Strange thing is, it is showing the exception in connecting to above server, it returns correct response to the client.invoke() call. And then again throw the error as below.
ERRO[0024] GoError: no gRPC connection, you must call connect first
I did see the thread you mentioned above but like you said, did not make any progress.

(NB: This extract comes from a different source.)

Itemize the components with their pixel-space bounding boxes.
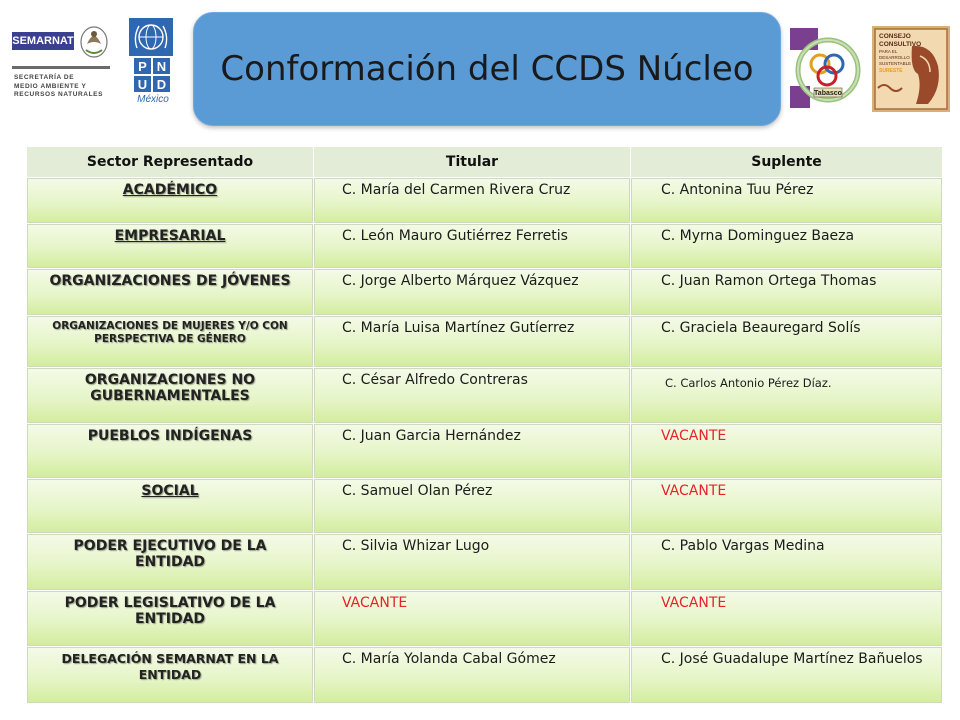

I am able to run the sample service from Postman gRPC and I don’t see any “Connection Errors” as such from postman. I am not sure if Postman is establishing a connection.
@Abhiram.Pattarkine
Can you tell us how you have installed k6 and what version. For the later you can run k6 version
Hi @mstoykov
Below is the version I am running.
k6 v0.44.1 ((devel), go1.20.4, darwin/arm64)
(devel)
in this means it was build by source usually.
Have you installed with brew
or did you compile it from source?
My suspicion was that you were using snaps or some other app container technology to install. But not certain if those even are available on macos.
Unfortunately I don’t really have any experience with MacOS and some google searches mostly suggest we could be running out of ephemeral ports. Which is not impossible. But with 1 VU it is very unlikely.
You can look at this article for some commands to check what the limit is in your case.
But I would expect this to become a problem after you have run a bunch of iterations with a lot of VUs not with just 1 VU.
Can you run a test against https://grpcbin.test.k6.io/ ? Does that work without problems?
3 Likes
That is interesting theory @mstoykov and I think that makes sense to me. I do see a lot of connections in TIME_WAIT state after a while. I also checked the duration of TIME_WAIT state by running the sysctl net.inet.tcp.msl command and it gives 15000 as response as mentioned in the article.
Since the default value of ConnectParams.timeout is 60s, I assumed, it should be sufficient time to reuse the connection. I ran the test with higher number of user like you mentioned above and it looks okay with some occasional errors.
Also ran some tests on hello world app on grpcbin server. That test runs fine. That further solidifies your theory. I am thinking, since I am closing the connection at the end using client.close() call, it goes in TIME_WAIT. I will see if there is a way to close the connection at the end of the test (something like VUSER_END state).
For now, I will mark this as solution. Will reopen this thread if problem still persist.